Munich has celebrated its 850th birthday. What began as a monastery in the time of Henry the Lion in 1158 was Germany’s ‘unofficial capital’ until the Berlin Wall fell and is now its third-largest city. It’s become a hub of high technology, a cultural centre with more museums than any rival, and a gastronomic trailblazer, sparkling with Michelin stars.
Other attributes include a stylish cafe culture, a love of good beer (witness the Oktoberfest) and more than 100 biergartens in which to drink it. Munich is easy to explore on foot, and public transport is cheap and efficient. Munich Card and City Pass are two new official visitor cards which offer discounts, free admissions to top attractions and sights as well as free travels.
Top – 10 –Attractions in Munich:
- Marienplatz with New Town Hall Built 1867 - 1909 in Flanders Gothic style; its facade, over 300 feet in length, features strikingly elaborate stone ornamentation. Its 260-foot tower with carillon is, with St. Peter's Church and the twin towers of the Cathedral, one of the most distinctive features of the city's skyline.
- Viktualienmarkt Munich prides itself on having the best food in Germany, so don’t miss the Viktualienmarkt, a central market crammed with green-painted stalls selling pyramids of fruit and vegetables, wild mushrooms, flowers, pork, sausages and wine.

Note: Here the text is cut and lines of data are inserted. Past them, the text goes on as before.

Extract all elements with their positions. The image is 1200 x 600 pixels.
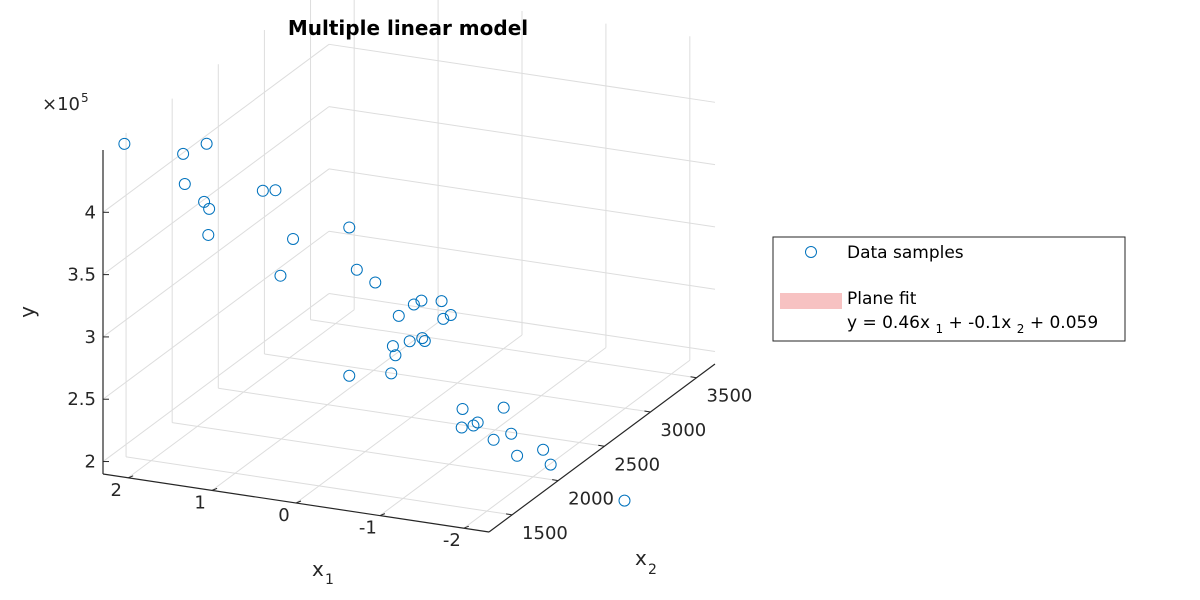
- x2-tick-label: 2500: [614, 454, 660, 475]
- x1-tick-label: 2: [110, 480, 121, 501]
- x2-axis-label-main: x: [635, 546, 647, 570]
- y-tick-label: 2: [85, 452, 96, 473]
- x2-tick-mark: [691, 377, 697, 378]
- data-sample-point: [257, 185, 268, 196]
- side-wall-grid-line-y: [103, 169, 329, 337]
- legend-equation-suffix: + 0.059: [1030, 313, 1098, 333]
- y-tick-label: 2.5: [67, 389, 96, 410]
- legend-equation-prefix: y = 0.46x: [847, 313, 930, 333]
- data-sample-point: [512, 450, 523, 461]
- floor-grid-line-x2: [172, 423, 558, 481]
- x2-axis-label: x 2: [635, 546, 657, 578]
- data-sample-point: [457, 403, 468, 414]
- x2-tick-label: 1500: [522, 523, 568, 544]
- data-sample-point: [506, 428, 517, 439]
- data-sample-point: [275, 270, 286, 281]
- legend-equation-sub1: 1: [935, 322, 943, 336]
- legend-equation-sub2: 2: [1017, 322, 1025, 336]
- data-sample-point: [545, 459, 556, 470]
- data-sample-point: [179, 179, 190, 190]
- data-sample-point: [538, 444, 549, 455]
- side-wall-grid-line-y: [103, 294, 329, 462]
- data-sample-point: [288, 233, 299, 244]
- x2-tick-mark: [644, 411, 650, 412]
- side-wall-grid-line-y: [103, 107, 329, 275]
- data-sample-point: [498, 402, 509, 413]
- y-tick-label: 4: [85, 202, 96, 223]
- x1-axis-label: x 1: [312, 557, 334, 588]
- floor-grid-line-x2: [264, 354, 650, 412]
- y-exponent-base: ×10: [42, 94, 80, 115]
- floor-grid-line-x2: [311, 320, 697, 378]
- data-sample-point: [270, 185, 281, 196]
- legend-equation-middle: + -0.1x: [948, 313, 1011, 333]
- data-sample-point: [344, 370, 355, 381]
- x2-axis-label-sub: 2: [648, 562, 657, 578]
- data-sample-point: [203, 229, 214, 240]
- data-sample-point: [393, 310, 404, 321]
- data-sample-point: [351, 264, 362, 275]
- grid-layer: [103, 0, 715, 528]
- data-sample-point: [344, 222, 355, 233]
- data-sample-point: [488, 434, 499, 445]
- marker-layer: [119, 138, 630, 506]
- floor-grid-line-x1: [128, 310, 354, 478]
- x2-tick-label: 2000: [568, 489, 614, 510]
- floor-grid-line-x1: [296, 335, 522, 503]
- side-wall-grid-line-y: [103, 231, 329, 399]
- y-exponent-power: 5: [81, 91, 89, 105]
- x2-tick-label: 3000: [660, 420, 706, 441]
- data-sample-point: [119, 138, 130, 149]
- data-sample-point: [201, 138, 212, 149]
- side-wall-grid-line-y: [103, 44, 329, 212]
- floor-grid-line-x2: [218, 388, 604, 446]
- x1-tick-label: -2: [443, 530, 461, 551]
- x2-tick-mark: [506, 514, 512, 515]
- x2-tick-mark: [552, 480, 558, 481]
- data-sample-point: [370, 277, 381, 288]
- x1-tick-label: -1: [359, 518, 377, 539]
- legend: Data samples Plane fit y = 0.46x 1 + -0.…: [773, 237, 1125, 341]
- legend-plane-swatch: [780, 293, 842, 309]
- data-sample-point: [178, 148, 189, 159]
- data-sample-point: [456, 422, 467, 433]
- floor-grid-line-x1: [212, 322, 438, 490]
- y-exponent: ×10 5: [42, 91, 89, 115]
- data-sample-point: [619, 495, 630, 506]
- y-tick-label: 3: [85, 327, 96, 348]
- x1-tick-label: 1: [194, 492, 205, 513]
- chart-title: Multiple linear model: [288, 16, 528, 40]
- x2-tick-mark: [598, 445, 604, 446]
- x2-tick-label: 3500: [707, 386, 753, 407]
- x1-axis-label-main: x: [312, 557, 324, 581]
- y-tick-label: 3.5: [67, 265, 96, 286]
- y-axis-label: y: [15, 306, 39, 318]
- x1-axis-label-sub: 1: [325, 572, 334, 588]
- legend-label-data-samples: Data samples: [847, 243, 964, 263]
- legend-label-plane-fit: Plane fit: [847, 289, 917, 309]
- x1-tick-label: 0: [278, 505, 289, 526]
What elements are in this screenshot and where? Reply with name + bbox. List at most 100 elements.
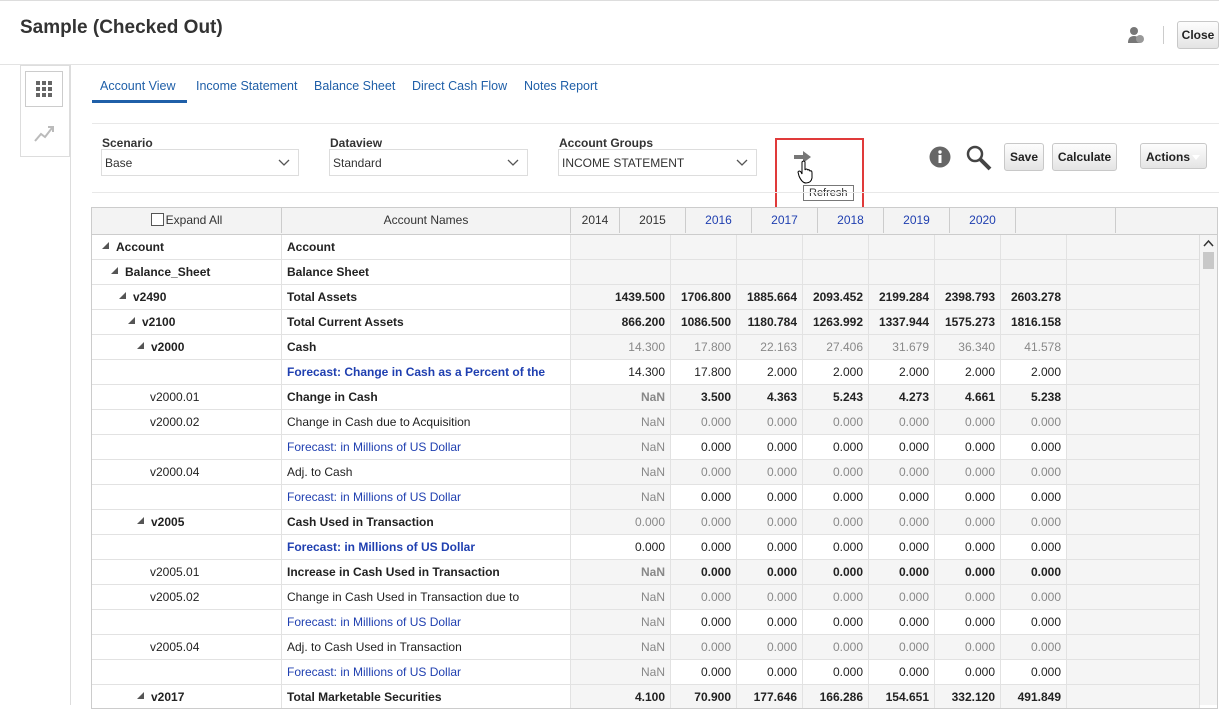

- Frauenkirche (Cathedral Church of Our Lady) Metropolitan Church of the Archbishopric of Munich-Freising. Late Gothic nave from the 15th century, interior with works of art spanning 5 centuries; landmark for the City of Munich.
- Olympiapark und BMW Welt
Site of the 1972 Olympics, this landscaped park contains sport facilities, lakes, bicycle paths, concert venues, restaurants and a football stadium, as well as its landmark "tent-style" roofs. Don´t miss the fascinating BMW Museum across the street, right next to the companies headquaters - which was constructed in the shape of a four-cylinder engine.
The BMW Group opened a fascinating Gateway to the BMW brand right next to the company’s headquarters and the Munich Olympic Complex – the BMW Welt, a unique meeting place for people from around the world.
- Englischer Garten The "English Garden" is Munich's largest urban public park and offers a lot of attractions: Enjoy a great view from the "Monopteros" or visit the famous beer garden at the "Chinesischer Turm". The first public park in Europe is the principle creation of garden designer Friedrich Ludwig von Schells. Today it is one of the largest city parks in the world.
- Residenz with Court Garden (Hofgarten)
Over the centuries the Wittelsbach dynasty transformed a small, 14th-century moated castle into a magnificent palace, performing the dual functions of royal residence and government seat.
The Residenz houses a number of museums and monuments maintained by the Bavarian Administration of State-owned Palaces, Gardens and Lakes (the Residenz museum itself, the Treasury, the Cuvilliés-Theater and the Allerheiligen-Hofkirche) along with other cultural institutions.
- Deutsches Museum The Deutsche Museum is not only one of the first scientific-technological museums in the world, it is with an area of 50,000 square meters the biggest of all. Learn more about the law of nature, instruments and technological methods in an enthralling and entertaining way.
- Hofbräuhaus The world's most famous beer hall is very popular among tourists and locals. Enjoy traditional music, tasty Bavarian dishes and, of course: A "Maß" of Beer!
- Pinakotheken The Pinakothek der Moderne , next to the Alte Pinakothek and Neue Pinakothek , is an austere, impressive box, whose concrete-and-glass exterior hardly prepares you for what’s inside. It houses a fine collection of German Expressionism and Entartete Kunst – ‘degenerate art’; those paintings condemned and confiscated by the Nazis – as well as exhibitions of graphic art, architecture and design – cars, furniture, prehistoric PCs, trainers, Handys (as Germans call mobile phones) and other everyday objects asking to be examined in a new light.
- St-Jakob-Platz with Synagoge, Jewish Museum and City Museum
The new Jewish Museum, which opened 2007, is part of the ensemble of the St. Jakobs-Place whith the new main synagoge and the center of the Jewish comunity. On the three exhibition floors, visitors gain a world of insights into Jewish life and culture in Munich. A special section geared towards young as well as adult audiences provides in-depth information on Jewish history and religion.
Inspired by two recurring architectural forms in the history of Judaism, the temple and the tent, the new synagogue fluctuates between stability and flexibility.